Written by Francesca Finocchiaro, Project Manager and Team Lead at eProsima
We’re glad to announce that, through the FIWARE Foundation, micro-ROS is now a member of The Zephyr Project!
micro-ROS is a software solution for developing robotic applications into resource-constrained systems such as microcontrollers. It was born as the result of the OFERA project, a joint effort of five European partners: eProsima, FIWARE, Bosch, PIAP, and Acutronic Robotics.

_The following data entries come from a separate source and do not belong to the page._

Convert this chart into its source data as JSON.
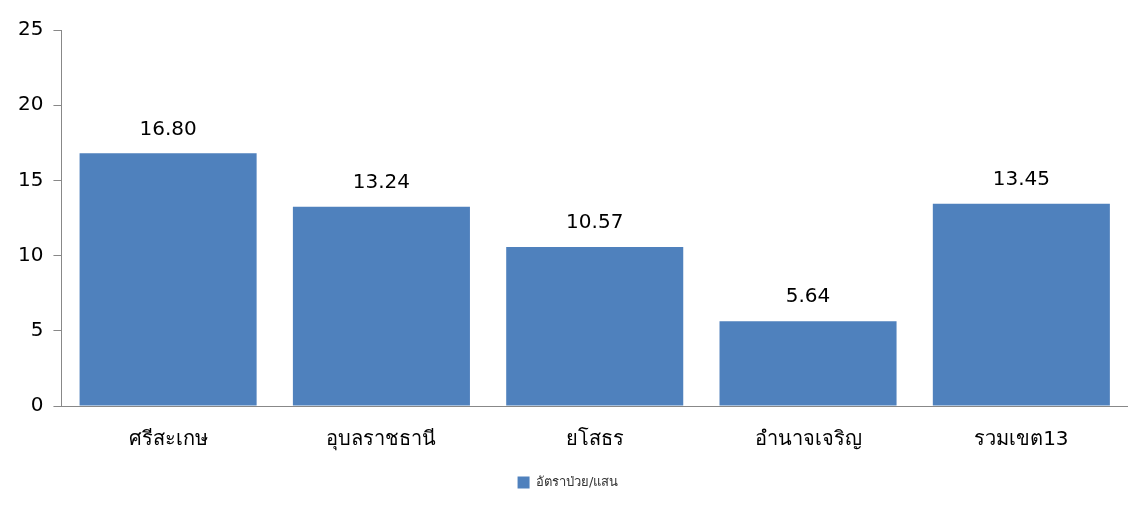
{
  "chart_data": {
    "type": "bar",
    "categories": [
      "ศรีสะเกษ",
      "อุบลราชธานี",
      "ยโสธร",
      "อำนาจเจริญ",
      "รวมเขต13"
    ],
    "series": [
      {
        "name": "อัตราป่วย/แสน",
        "color": "#4f81bd",
        "values": [
          16.8,
          13.24,
          10.57,
          5.64,
          13.45
        ],
        "value_labels": [
          "16.80",
          "13.24",
          "10.57",
          "5.64",
          "13.45"
        ]
      }
    ],
    "ylim": [
      0,
      25
    ],
    "yticks": [
      0,
      5,
      10,
      15,
      20,
      25
    ],
    "grid": false,
    "legend": "bottom"
  }
}
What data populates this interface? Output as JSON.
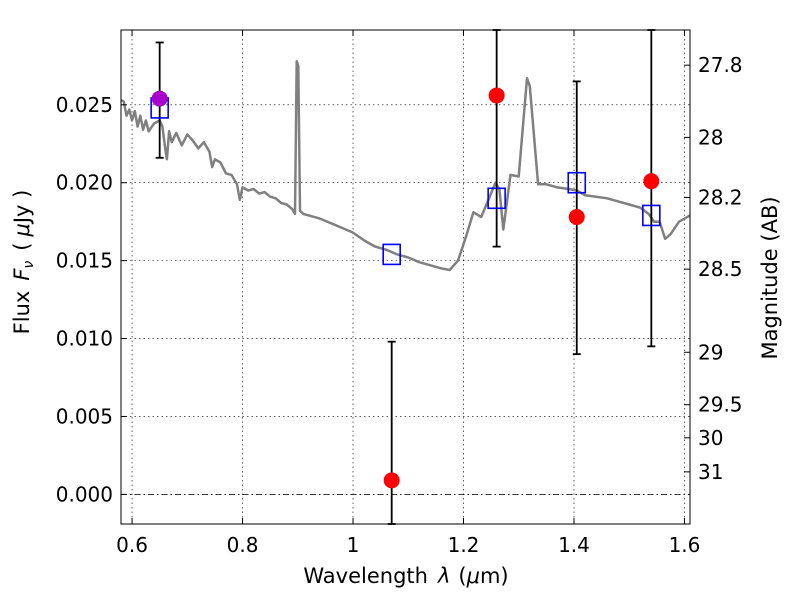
{
  "chart_data": {
    "type": "scatter",
    "title": "",
    "xlabel": "Wavelength",
    "xlabel_symbol": "λ",
    "xlabel_unit_open": "(",
    "xlabel_unit_mu": "μ",
    "xlabel_unit_rest": "m)",
    "ylabel": "Flux",
    "ylabel_symbol": "F",
    "ylabel_sub": "ν",
    "ylabel_unit_open": "(",
    "ylabel_unit_mu": "μ",
    "ylabel_unit_rest": "Jy )",
    "y2label": "Magnitude (AB)",
    "xlim": [
      0.58,
      1.61
    ],
    "ylim": [
      -0.0019,
      0.0298
    ],
    "grid": true,
    "x_ticks": [
      {
        "value": 0.6,
        "label": "0.6"
      },
      {
        "value": 0.8,
        "label": "0.8"
      },
      {
        "value": 1.0,
        "label": "1"
      },
      {
        "value": 1.2,
        "label": "1.2"
      },
      {
        "value": 1.4,
        "label": "1.4"
      },
      {
        "value": 1.6,
        "label": "1.6"
      }
    ],
    "y_ticks": [
      {
        "value": 0.0,
        "label": "0.000"
      },
      {
        "value": 0.005,
        "label": "0.005"
      },
      {
        "value": 0.01,
        "label": "0.010"
      },
      {
        "value": 0.015,
        "label": "0.015"
      },
      {
        "value": 0.02,
        "label": "0.020"
      },
      {
        "value": 0.025,
        "label": "0.025"
      }
    ],
    "y2_ticks": [
      {
        "mag": 27.8,
        "label": "27.8"
      },
      {
        "mag": 28.0,
        "label": "28"
      },
      {
        "mag": 28.2,
        "label": "28.2"
      },
      {
        "mag": 28.5,
        "label": "28.5"
      },
      {
        "mag": 29.0,
        "label": "29"
      },
      {
        "mag": 29.5,
        "label": "29.5"
      },
      {
        "mag": 30.0,
        "label": "30"
      },
      {
        "mag": 31.0,
        "label": "31"
      }
    ],
    "model_spectrum": {
      "color": "#808080",
      "points": [
        [
          0.58,
          0.0253
        ],
        [
          0.585,
          0.0252
        ],
        [
          0.59,
          0.0243
        ],
        [
          0.595,
          0.0247
        ],
        [
          0.6,
          0.024
        ],
        [
          0.605,
          0.0246
        ],
        [
          0.61,
          0.0236
        ],
        [
          0.615,
          0.0243
        ],
        [
          0.62,
          0.0234
        ],
        [
          0.625,
          0.024
        ],
        [
          0.63,
          0.0233
        ],
        [
          0.64,
          0.0238
        ],
        [
          0.65,
          0.024
        ],
        [
          0.655,
          0.0236
        ],
        [
          0.66,
          0.0222
        ],
        [
          0.663,
          0.0215
        ],
        [
          0.667,
          0.0233
        ],
        [
          0.672,
          0.0226
        ],
        [
          0.68,
          0.0232
        ],
        [
          0.69,
          0.0224
        ],
        [
          0.7,
          0.0231
        ],
        [
          0.71,
          0.0227
        ],
        [
          0.72,
          0.0222
        ],
        [
          0.73,
          0.0226
        ],
        [
          0.74,
          0.022
        ],
        [
          0.745,
          0.021
        ],
        [
          0.75,
          0.0215
        ],
        [
          0.76,
          0.0213
        ],
        [
          0.77,
          0.0206
        ],
        [
          0.78,
          0.0205
        ],
        [
          0.79,
          0.0199
        ],
        [
          0.795,
          0.0189
        ],
        [
          0.8,
          0.0197
        ],
        [
          0.81,
          0.0195
        ],
        [
          0.82,
          0.0196
        ],
        [
          0.83,
          0.0193
        ],
        [
          0.84,
          0.0194
        ],
        [
          0.85,
          0.0191
        ],
        [
          0.86,
          0.019
        ],
        [
          0.87,
          0.0187
        ],
        [
          0.88,
          0.0186
        ],
        [
          0.89,
          0.0183
        ],
        [
          0.895,
          0.018
        ],
        [
          0.898,
          0.0278
        ],
        [
          0.901,
          0.0275
        ],
        [
          0.904,
          0.0182
        ],
        [
          0.91,
          0.018
        ],
        [
          0.92,
          0.0179
        ],
        [
          0.94,
          0.0177
        ],
        [
          0.96,
          0.0174
        ],
        [
          0.98,
          0.0171
        ],
        [
          1.0,
          0.0168
        ],
        [
          1.02,
          0.0163
        ],
        [
          1.04,
          0.0159
        ],
        [
          1.06,
          0.0157
        ],
        [
          1.08,
          0.0154
        ],
        [
          1.1,
          0.0152
        ],
        [
          1.12,
          0.0149
        ],
        [
          1.14,
          0.0147
        ],
        [
          1.16,
          0.0145
        ],
        [
          1.175,
          0.0144
        ],
        [
          1.19,
          0.015
        ],
        [
          1.205,
          0.0166
        ],
        [
          1.218,
          0.0181
        ],
        [
          1.232,
          0.0178
        ],
        [
          1.245,
          0.0189
        ],
        [
          1.258,
          0.02
        ],
        [
          1.265,
          0.0196
        ],
        [
          1.272,
          0.017
        ],
        [
          1.285,
          0.0205
        ],
        [
          1.3,
          0.0204
        ],
        [
          1.315,
          0.0267
        ],
        [
          1.32,
          0.0262
        ],
        [
          1.335,
          0.0199
        ],
        [
          1.35,
          0.0199
        ],
        [
          1.37,
          0.0197
        ],
        [
          1.39,
          0.0196
        ],
        [
          1.405,
          0.0195
        ],
        [
          1.42,
          0.0192
        ],
        [
          1.44,
          0.0191
        ],
        [
          1.46,
          0.019
        ],
        [
          1.48,
          0.0188
        ],
        [
          1.5,
          0.0186
        ],
        [
          1.52,
          0.0184
        ],
        [
          1.535,
          0.018
        ],
        [
          1.545,
          0.0175
        ],
        [
          1.555,
          0.0175
        ],
        [
          1.565,
          0.0164
        ],
        [
          1.575,
          0.0167
        ],
        [
          1.59,
          0.0175
        ],
        [
          1.61,
          0.0179
        ]
      ]
    },
    "model_band_fluxes": {
      "color": "#0000ff",
      "points": [
        [
          0.65,
          0.0248
        ],
        [
          1.07,
          0.0154
        ],
        [
          1.26,
          0.019
        ],
        [
          1.405,
          0.02
        ],
        [
          1.54,
          0.0179
        ]
      ]
    },
    "observed": [
      {
        "x": 0.65,
        "y": 0.0254,
        "yerr_low": 0.0216,
        "yerr_high": 0.029,
        "color": "#aa00cc"
      },
      {
        "x": 1.07,
        "y": 0.0009,
        "yerr_low": -0.0019,
        "yerr_high": 0.0098,
        "color": "#ff0000"
      },
      {
        "x": 1.26,
        "y": 0.0256,
        "yerr_low": 0.0159,
        "yerr_high": 0.0298,
        "color": "#ff0000"
      },
      {
        "x": 1.405,
        "y": 0.0178,
        "yerr_low": 0.009,
        "yerr_high": 0.0265,
        "color": "#ff0000"
      },
      {
        "x": 1.54,
        "y": 0.0201,
        "yerr_low": 0.0095,
        "yerr_high": 0.0298,
        "color": "#ff0000"
      }
    ],
    "zero_line": {
      "value": 0.0,
      "style": "dash-dot"
    }
  }
}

micro-ROS’ architecture is inspired by that of ROS 2, the second generation of the Robot Operating System (ROS). ROS 2 is an open-source software framework that sets the de facto standard for robotics applications. It follows a layered architecture that separates the ROS client layers, high-level interfaces exposing features such as nodes, publishers/subscribers, and client/services to the final users, from the ROS middleware interface, a lower-lying API built interchangeably on top of one of ROS 2 default middleware vendors’ solutions, all implementing the Data Distribution Service (DDS), a real-time publish/subscribe protocol designed for safety-critical systems.
micro-ROS is also open-source and composed of a set of layered libraries that either reuse or adapt those of ROS 2 to the capabilities and needs of resource-constrained devices. The major difference stands in the middleware exploited to implement the RMW, Micro XRCE-DDS. This library implements a wire protocol that allows bringing DDS to the embedded world, and relies on a client-server architecture that is upstream inherited by micro-ROS. In this architecture, Clients are lightweight entities that run into low resource devices while the server, also known as Agent, is an application that bridges the Clients with the DDS world.

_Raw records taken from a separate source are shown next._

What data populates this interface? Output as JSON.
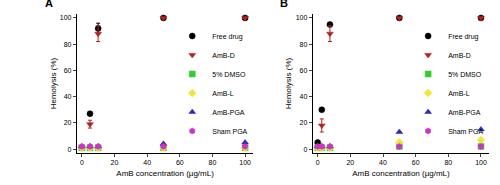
{
  "chart_data": [
    {
      "type": "scatter",
      "title": "A",
      "x_label": "AmB concentration (µg/mL)",
      "y_label": "Hemolysis (%)",
      "xlim": [
        -3,
        105
      ],
      "xticks": [
        0,
        20,
        40,
        60,
        80,
        100
      ],
      "ylim": [
        -3,
        103
      ],
      "yticks": [
        0,
        20,
        40,
        60,
        80,
        100
      ],
      "grid": false,
      "legend": "right",
      "x": [
        0,
        5,
        10,
        50,
        100
      ],
      "series": [
        {
          "name": "Free drug",
          "color": "#000000",
          "marker": "circle",
          "values": [
            1,
            27,
            92,
            100,
            100
          ],
          "error": [
            0,
            1,
            4,
            0,
            0
          ]
        },
        {
          "name": "AmB-D",
          "color": "#b22222",
          "marker": "triangle-down",
          "values": [
            1,
            19,
            88,
            100,
            100
          ],
          "error": [
            0,
            3,
            6,
            0,
            0
          ]
        },
        {
          "name": "5% DMSO",
          "color": "#33cc33",
          "marker": "square",
          "values": [
            1,
            1,
            1,
            1,
            1
          ],
          "error": [
            0,
            0,
            0,
            0,
            0
          ]
        },
        {
          "name": "AmB-L",
          "color": "#f2e43a",
          "marker": "diamond",
          "values": [
            1,
            1,
            1,
            1,
            1
          ],
          "error": [
            0,
            0,
            0,
            0,
            0
          ]
        },
        {
          "name": "AmB-PGA",
          "color": "#2a2ab8",
          "marker": "triangle-up",
          "values": [
            2,
            2,
            2,
            4,
            5
          ],
          "error": [
            0,
            0,
            0,
            0,
            0
          ]
        },
        {
          "name": "Sham PGA",
          "color": "#cc33cc",
          "marker": "hexagon",
          "values": [
            2,
            2,
            2,
            2,
            2
          ],
          "error": [
            0,
            0,
            0,
            0,
            0
          ]
        }
      ]
    },
    {
      "type": "scatter",
      "title": "B",
      "x_label": "AmB concentration (µg/mL)",
      "y_label": "Hemolysis (%)",
      "xlim": [
        -3,
        105
      ],
      "xticks": [
        0,
        20,
        40,
        60,
        80,
        100
      ],
      "ylim": [
        -3,
        103
      ],
      "yticks": [
        0,
        20,
        40,
        60,
        80,
        100
      ],
      "grid": false,
      "legend": "right",
      "x": [
        0,
        2.5,
        7.5,
        50,
        100
      ],
      "series": [
        {
          "name": "Free drug",
          "color": "#000000",
          "marker": "circle",
          "values": [
            5,
            30,
            95,
            100,
            100
          ],
          "error": [
            0,
            1,
            1,
            0,
            0
          ]
        },
        {
          "name": "AmB-D",
          "color": "#b22222",
          "marker": "triangle-down",
          "values": [
            1,
            18,
            88,
            100,
            100
          ],
          "error": [
            0,
            5,
            6,
            0,
            0
          ]
        },
        {
          "name": "5% DMSO",
          "color": "#33cc33",
          "marker": "square",
          "values": [
            1,
            1,
            1,
            2,
            2
          ],
          "error": [
            0,
            0,
            0,
            0,
            0
          ]
        },
        {
          "name": "AmB-L",
          "color": "#f2e43a",
          "marker": "diamond",
          "values": [
            1,
            1,
            1,
            5,
            7
          ],
          "error": [
            0,
            0,
            0,
            0,
            0
          ]
        },
        {
          "name": "AmB-PGA",
          "color": "#2a2ab8",
          "marker": "triangle-up",
          "values": [
            2,
            2,
            2,
            13,
            15
          ],
          "error": [
            0,
            0,
            0,
            0,
            0
          ]
        },
        {
          "name": "Sham PGA",
          "color": "#cc33cc",
          "marker": "hexagon",
          "values": [
            2,
            2,
            2,
            2,
            2
          ],
          "error": [
            0,
            0,
            0,
            0,
            0
          ]
        }
      ]
    }
  ]
}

micro-ROS runs on different hardware and software platforms thanks to its versatile build system that offers platform-specific toolchains. By virtue of its lightness, micro-ROS is apt for being executed on Real-Time Operating Systems (RTOSes), allowing it to comply with the time-critical requirements imposed by its typical target applications, which usually involve tasks that demand time-deadlines or deterministic responses.

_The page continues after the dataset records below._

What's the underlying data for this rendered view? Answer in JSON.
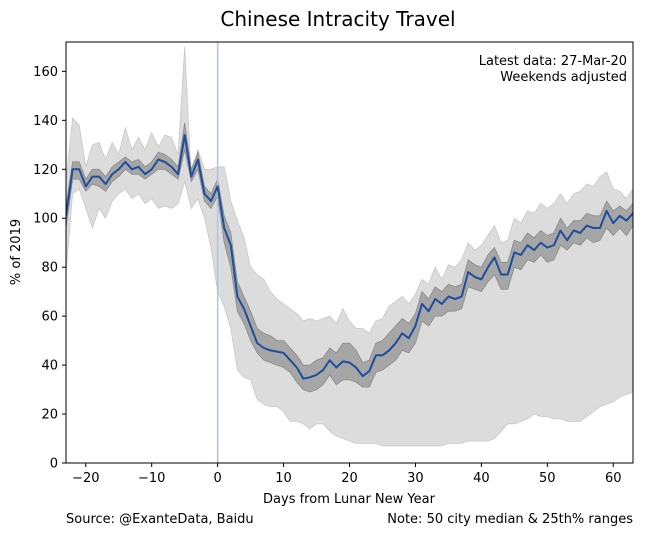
{
  "chart_data": {
    "type": "line",
    "title": "Chinese Intracity Travel",
    "xlabel": "Days from Lunar New Year",
    "ylabel": "% of 2019",
    "xlim": [
      -23,
      63
    ],
    "ylim": [
      0,
      172
    ],
    "x_ticks": [
      -20,
      -10,
      0,
      10,
      20,
      30,
      40,
      50,
      60
    ],
    "x_tick_labels": [
      "−20",
      "−10",
      "0",
      "10",
      "20",
      "30",
      "40",
      "50",
      "60"
    ],
    "y_ticks": [
      0,
      20,
      40,
      60,
      80,
      100,
      120,
      140,
      160
    ],
    "y_tick_labels": [
      "0",
      "20",
      "40",
      "60",
      "80",
      "100",
      "120",
      "140",
      "160"
    ],
    "grid": false,
    "reference_line_x": 0,
    "annotation_lines": [
      "Latest data: 27-Mar-20",
      "Weekends adjusted"
    ],
    "source": "Source: @ExanteData, Baidu",
    "note": "Note: 50 city median & 25th% ranges",
    "colors": {
      "median": "#1f4e9c",
      "inner_band": "#a6a6a6",
      "outer_band": "#dcdcdc",
      "reference_line": "#b0c4de"
    },
    "x": [
      -23,
      -22,
      -21,
      -20,
      -19,
      -18,
      -17,
      -16,
      -15,
      -14,
      -13,
      -12,
      -11,
      -10,
      -9,
      -8,
      -7,
      -6,
      -5,
      -4,
      -3,
      -2,
      -1,
      0,
      1,
      2,
      3,
      4,
      5,
      6,
      7,
      8,
      9,
      10,
      11,
      12,
      13,
      14,
      15,
      16,
      17,
      18,
      19,
      20,
      21,
      22,
      23,
      24,
      25,
      26,
      27,
      28,
      29,
      30,
      31,
      32,
      33,
      34,
      35,
      36,
      37,
      38,
      39,
      40,
      41,
      42,
      43,
      44,
      45,
      46,
      47,
      48,
      49,
      50,
      51,
      52,
      53,
      54,
      55,
      56,
      57,
      58,
      59,
      60,
      61,
      62,
      63
    ],
    "series": [
      {
        "name": "Median",
        "values": [
          101,
          120,
          120,
          113,
          117,
          117,
          114,
          118,
          120,
          123,
          120,
          121,
          118,
          120,
          124,
          123,
          121,
          118,
          134,
          117,
          124,
          110,
          107,
          113,
          96,
          89,
          68,
          63,
          56,
          49,
          47,
          46,
          45.5,
          45,
          42,
          39,
          34.5,
          35,
          36,
          38,
          42,
          39,
          41.5,
          41,
          39,
          35.5,
          37.5,
          44,
          44,
          46,
          49,
          53,
          51,
          56,
          65,
          62,
          67,
          65,
          68,
          67,
          68,
          78,
          76,
          75,
          80,
          84,
          77,
          77,
          86,
          85,
          89,
          87,
          90,
          88,
          89,
          95,
          91,
          95,
          94,
          97,
          96,
          96,
          103,
          98,
          101,
          99,
          102
        ]
      }
    ],
    "bands": [
      {
        "name": "inner range",
        "lower": [
          96,
          116,
          116,
          111,
          114,
          113,
          111,
          115,
          117,
          120,
          118,
          118,
          116,
          118,
          120,
          120,
          118,
          116,
          128,
          115,
          120,
          107,
          104,
          109,
          90,
          80,
          62,
          57,
          50,
          45,
          42,
          41,
          40,
          39,
          37,
          33,
          30,
          29,
          30,
          32,
          36,
          32,
          34,
          34,
          33,
          31,
          31,
          37,
          38,
          40,
          42,
          46,
          45,
          49,
          58,
          56,
          60,
          60,
          62,
          62,
          63,
          72,
          71,
          70,
          74,
          77,
          71,
          71,
          80,
          79,
          83,
          82,
          85,
          82,
          83,
          89,
          87,
          90,
          89,
          92,
          90,
          91,
          96,
          93,
          96,
          93,
          97
        ],
        "upper": [
          105,
          123,
          123,
          116,
          120,
          120,
          117,
          121,
          123,
          125,
          123,
          124,
          121,
          123,
          127,
          126,
          124,
          121,
          139,
          120,
          127,
          113,
          110,
          116,
          101,
          94,
          74,
          68,
          62,
          55,
          53,
          52,
          50,
          50,
          47,
          44,
          40,
          40,
          42,
          43,
          47,
          45,
          49,
          49,
          46,
          41,
          42,
          49,
          50,
          53,
          56,
          59,
          57,
          61,
          70,
          67,
          72,
          70,
          73,
          72,
          73,
          83,
          81,
          80,
          85,
          88,
          82,
          82,
          91,
          90,
          94,
          92,
          95,
          93,
          94,
          100,
          96,
          99,
          99,
          102,
          101,
          101,
          107,
          103,
          105,
          103,
          106
        ]
      },
      {
        "name": "outer range",
        "lower": [
          78,
          110,
          112,
          104,
          96,
          104,
          100,
          107,
          110,
          112,
          108,
          110,
          106,
          108,
          104,
          105,
          104,
          106,
          115,
          104,
          108,
          100,
          88,
          70,
          64,
          55,
          38,
          35,
          34,
          26,
          24,
          23,
          23,
          21,
          17,
          17,
          16,
          14,
          16,
          16,
          13,
          11,
          10,
          9,
          8,
          8,
          8,
          8,
          7,
          7,
          7,
          7,
          7,
          7,
          7,
          7,
          7,
          7,
          8,
          8,
          8,
          9,
          9,
          9,
          9,
          10,
          13,
          16,
          16,
          17,
          18,
          20,
          19,
          19,
          18,
          18,
          17,
          17,
          17,
          19,
          21,
          23,
          24,
          25,
          27,
          28,
          29
        ],
        "upper": [
          115,
          141,
          138,
          121,
          130,
          131,
          124,
          131,
          126,
          137,
          128,
          133,
          128,
          135,
          129,
          134,
          133,
          126,
          170,
          116,
          128,
          120,
          120,
          121,
          121,
          107,
          99,
          92,
          80,
          77,
          75,
          70,
          67,
          65,
          63,
          61,
          58,
          59,
          58,
          59,
          60,
          57,
          63,
          58,
          55,
          55,
          53,
          58,
          59,
          64,
          66,
          68,
          65,
          69,
          75,
          73,
          80,
          75,
          81,
          80,
          83,
          90,
          87,
          89,
          93,
          97,
          90,
          91,
          100,
          98,
          103,
          102,
          106,
          104,
          106,
          110,
          106,
          110,
          111,
          114,
          113,
          117,
          119,
          112,
          111,
          108,
          112
        ]
      }
    ]
  }
}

Zephyr is one of the most successful RTOSes (integrated with the micro-ROS stack). It has been supported informally for sometime now both by the micro-ROS Client library and by its middleware, Micro XRCE-DDS, and it was incorporated officially into the micro-ROS build system when the Foxy release came out in July 2020.
A comprehensive and detailed tutorial on how to run a micro-ROS application with Zephyr on micro-ROS’ official reference board, the Olimex STM32-E407 can be found here. Also, interested users can find a nice demo involving a Zephyr application running on top of an Olimex board that reads distance data from a VL53LX ToF sensor. The board is connected, via a Raspberry Pi running an Agent, with a Robotis OpenManipulator X robotic arm that picks and drops objects, showcasing the fluid interaction of micro-ROS with this powerful and flexible RTOS. The related GitHub repo, with a more thorough explanation of the demo functioning and on how to reproduce it, can be found here.
As a cherry on top of the cake, thanks to the more than 200 + boards that Zephyr supports and to the flexibility of the micro-ROS build system, porting micro-ROS to those platforms that are transport and resource-wise compatible with its requirements is easy as pie. As a matter of fact, in addition to the two boards officially supported by the micro-ROS project in combination with Zephyr – the already mentioned Olimex STM32-E407 and the STM32L4 Discovery kit IoT.
Many micro-ROS users are being able to seamlessly port more and more boards to micro-ROS on top of Zephyr, thus enlarging the pool of hardware platforms integrated with this small but powerful software.
Additionally, very recently, the engineers behind the curtains of micro-ROS released an independent component of the micro-ROS machinery that compiles to a collection of static libraries and header folders, plus Zephyr-specific files, marking an alternative to cloning the complete build system. Indeed, while the latter allows selective cross-compilation of applications only for the combinations of platforms and RTOSes officially supported by the project, the new tool turns this upside down by allowing to integrate micro-ROS as a standalone module into the Zephyr build system! Hopefully, we’ll see this new module officially integrated within the Zephyr build system very soon.